Let’s imagine a perfect Rock world where everyone is young and alive. Got it? Now, right after we patch up that crazy spat between Lennon and McCartney and get those goofballs back on the path, we’ll play a rousing game of Build a New Band. Let’s take Tommy and Bob Stinson and pair them up with Ray and Dave Davies, then we’ll use questionable Clockwork Orange training techniques to make them absorb Rockabilly, Doo Wop, Punk and Country and lock them in a dank studio until they emerge with a raw, battle-scarred hybrid of everything they know and love. Because of the stuttering flash of our teaching methods, they will only be able to concentrate on one style for the length of one song, making their albums sound like acid-dipped mixtapes made by lunatics with focus issues and a penchant for volume.

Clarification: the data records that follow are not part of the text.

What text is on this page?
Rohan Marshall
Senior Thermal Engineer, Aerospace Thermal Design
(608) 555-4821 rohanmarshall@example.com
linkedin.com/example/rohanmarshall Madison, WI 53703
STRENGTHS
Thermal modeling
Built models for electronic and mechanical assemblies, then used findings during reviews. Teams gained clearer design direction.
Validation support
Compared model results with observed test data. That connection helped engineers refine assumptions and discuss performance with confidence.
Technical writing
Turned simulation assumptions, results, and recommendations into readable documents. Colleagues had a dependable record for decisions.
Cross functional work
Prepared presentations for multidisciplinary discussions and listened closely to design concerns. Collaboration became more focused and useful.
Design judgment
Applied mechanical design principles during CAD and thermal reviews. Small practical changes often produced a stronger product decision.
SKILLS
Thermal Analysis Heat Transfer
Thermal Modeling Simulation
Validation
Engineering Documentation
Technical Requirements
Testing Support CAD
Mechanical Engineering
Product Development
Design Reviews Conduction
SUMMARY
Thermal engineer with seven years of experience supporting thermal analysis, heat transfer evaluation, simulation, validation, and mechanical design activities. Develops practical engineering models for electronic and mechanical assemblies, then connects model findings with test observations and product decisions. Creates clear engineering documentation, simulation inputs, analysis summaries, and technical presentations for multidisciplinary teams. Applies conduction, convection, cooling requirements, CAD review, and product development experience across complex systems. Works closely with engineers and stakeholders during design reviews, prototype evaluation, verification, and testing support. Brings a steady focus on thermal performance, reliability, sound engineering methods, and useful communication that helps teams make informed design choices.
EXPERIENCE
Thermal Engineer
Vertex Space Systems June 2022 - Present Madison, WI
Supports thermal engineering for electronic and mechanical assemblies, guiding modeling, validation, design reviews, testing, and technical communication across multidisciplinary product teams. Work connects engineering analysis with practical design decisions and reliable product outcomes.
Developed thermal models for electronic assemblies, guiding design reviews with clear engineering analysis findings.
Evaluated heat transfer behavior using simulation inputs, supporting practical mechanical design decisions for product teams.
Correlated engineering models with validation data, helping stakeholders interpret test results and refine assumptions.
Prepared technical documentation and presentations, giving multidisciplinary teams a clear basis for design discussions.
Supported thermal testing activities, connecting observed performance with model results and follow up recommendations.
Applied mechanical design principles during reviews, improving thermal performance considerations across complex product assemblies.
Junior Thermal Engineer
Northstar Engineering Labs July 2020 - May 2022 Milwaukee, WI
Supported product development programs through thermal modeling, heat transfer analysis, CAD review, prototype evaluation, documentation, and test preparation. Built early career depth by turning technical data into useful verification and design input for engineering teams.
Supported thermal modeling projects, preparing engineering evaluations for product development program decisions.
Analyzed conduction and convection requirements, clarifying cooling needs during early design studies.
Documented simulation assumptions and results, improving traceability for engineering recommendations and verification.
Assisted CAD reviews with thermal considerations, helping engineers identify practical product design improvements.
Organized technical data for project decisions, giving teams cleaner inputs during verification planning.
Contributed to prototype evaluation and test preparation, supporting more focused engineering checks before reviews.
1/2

And for no good reason, we’ll call them The Black Lips.
And that’s just how they sound. Let them off their leashes, set them on an unsuspecting audience and witness the confluence of public nudity, various bodily fluids, remote control car races, indoor fireworks, animal parts and blazing instruments (literally) and turn up their guitars and amps to a concussive, eardrum-shattering level. That’s entertainment. That’s The Black Lips.
On this go-round, the Lips will likely be roaring though selections from their existing five-disc catalog (particularly their last two, 2007’s Good Bad Not Evil and 2009’s excellent and eclectic 200 Million Thousand) as well as a handful from their upcoming album, Arabia Mountain, slated for a June release. Get out your goggles and your best Punk hazmat suit and get ready to wang chunder tonight; the Black Lips have come for your blood, sweat, tears, jizz, puke and hearing. It’ll be an even trade.